UNESCO has even questioned whether rankings "do more harm than good," noting that while "Rightly or wrongly, they are perceived as a measure of quality and so create intense competition between universities all over the world".

Critics argue that rankings can divert universities' attention away from teaching and social responsibility towards the type of scientific research valued by indicators used for ranking exercises. There have also been concerns that by applying a limited set of criteria to world universities, and given the strong desire to feature in the top 200 universities, rankings actually encourage the homogenization of higher education institutions, making them less responsive and less relevant to their immediate contexts. The fact that rankings are also said to favour the advantage enjoyed by the 200 best-ranked institutions has important implications for equity.

Several organizations produce worldwide university rankings, including the following. The three longest established and most influential global rankings are those produced by Quacquarelli Symonds (QS), Times Higher Education (THE) and Shanghai Ranking Consultancy (the Academic Ranking of World Universities; ARWU). All of these, along with other global rankings, primarily measure the research performance of universities rather than their teaching.
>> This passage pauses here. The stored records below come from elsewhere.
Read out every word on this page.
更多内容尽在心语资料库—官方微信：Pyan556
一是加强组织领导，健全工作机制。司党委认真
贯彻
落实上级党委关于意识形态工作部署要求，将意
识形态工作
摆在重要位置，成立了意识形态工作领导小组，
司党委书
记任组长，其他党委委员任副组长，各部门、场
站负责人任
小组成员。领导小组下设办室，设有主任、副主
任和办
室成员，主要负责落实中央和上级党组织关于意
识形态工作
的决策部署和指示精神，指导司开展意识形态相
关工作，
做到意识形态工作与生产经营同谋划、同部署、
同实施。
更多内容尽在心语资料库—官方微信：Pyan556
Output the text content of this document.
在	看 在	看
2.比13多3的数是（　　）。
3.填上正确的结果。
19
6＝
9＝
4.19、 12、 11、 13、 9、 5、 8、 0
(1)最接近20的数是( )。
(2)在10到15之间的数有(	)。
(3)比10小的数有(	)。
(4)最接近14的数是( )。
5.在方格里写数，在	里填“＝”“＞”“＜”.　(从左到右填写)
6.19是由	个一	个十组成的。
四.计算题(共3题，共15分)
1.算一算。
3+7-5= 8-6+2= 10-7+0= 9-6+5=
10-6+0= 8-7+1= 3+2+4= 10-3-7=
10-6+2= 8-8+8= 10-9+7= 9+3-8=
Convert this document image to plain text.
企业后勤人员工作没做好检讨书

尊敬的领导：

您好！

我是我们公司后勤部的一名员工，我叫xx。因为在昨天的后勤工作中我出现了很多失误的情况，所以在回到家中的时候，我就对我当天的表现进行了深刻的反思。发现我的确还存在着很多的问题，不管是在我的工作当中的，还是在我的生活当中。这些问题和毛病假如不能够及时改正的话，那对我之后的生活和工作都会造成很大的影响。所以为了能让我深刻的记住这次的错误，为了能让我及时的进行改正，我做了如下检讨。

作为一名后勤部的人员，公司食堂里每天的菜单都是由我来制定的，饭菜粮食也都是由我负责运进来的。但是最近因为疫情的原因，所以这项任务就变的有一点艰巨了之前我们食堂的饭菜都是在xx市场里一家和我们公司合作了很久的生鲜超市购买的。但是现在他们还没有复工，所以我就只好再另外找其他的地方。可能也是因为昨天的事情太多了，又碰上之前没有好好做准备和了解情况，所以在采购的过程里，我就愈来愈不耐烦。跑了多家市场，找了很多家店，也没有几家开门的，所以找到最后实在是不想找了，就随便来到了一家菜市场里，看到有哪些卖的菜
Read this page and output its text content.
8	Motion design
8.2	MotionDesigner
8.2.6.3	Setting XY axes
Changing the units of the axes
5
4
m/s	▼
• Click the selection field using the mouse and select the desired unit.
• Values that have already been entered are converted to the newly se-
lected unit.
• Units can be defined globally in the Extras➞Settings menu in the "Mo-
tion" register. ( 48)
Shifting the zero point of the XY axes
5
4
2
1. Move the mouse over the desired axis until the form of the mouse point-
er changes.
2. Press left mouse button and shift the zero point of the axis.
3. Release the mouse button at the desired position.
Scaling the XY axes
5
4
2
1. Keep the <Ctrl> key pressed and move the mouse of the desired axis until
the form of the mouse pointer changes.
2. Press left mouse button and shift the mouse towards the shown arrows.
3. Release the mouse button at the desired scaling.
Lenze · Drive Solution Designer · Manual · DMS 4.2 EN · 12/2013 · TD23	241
They have been criticized for being "largely based on what can be measured rather than what is necessarily relevant and important to the university", and the validity of the data available globally has been questioned. As of 2021, across the three most popular global rankings, "the majority of the top-ten globally ranked institutions are located in southern England, California, the tri-state area (New York, New Jersey, Connecticut), and nearby Massachusetts."

While some rankings attempt to measure teaching using metrics such as staff to student ratio, the Higher Education Policy Institute has pointed out that the metrics used are more closely related to research than teaching quality, e.g. "Staff to student ratios are an almost direct measure of research activity", and "The proportion of PhD students is also to a large extent an indication of research activity". Inside Higher Ed similarly states "these criteria do not actually measure teaching, and none even come close to assessing the quality of impact". Many rankings are also considered to contain biases towards the natural sciences and, due to the bibliometric sources used, towards publication in English-language journals. Some rankings, including ARWU, also fail to make any correction for the sizes of institutions, so a large institution is ranked considerably higher than a small institution with the same quality of research. Other compilers, such as Scimago and U.S. News & World Report, use a mix of size-dependent and size-independent metrics.

Some compilers, notably QS, THE, and U.S. News, use reputational surveys. The validity of these has been criticized: "Most experts are highly critical of the reliability of simply asking a rather unrandom group of educators and others involved with the academic enterprise for their opinions"; "methodologically [international surveys of reputation] are flawed, effectively they only measure research performance and they skew the results in favor of a small number of institutions."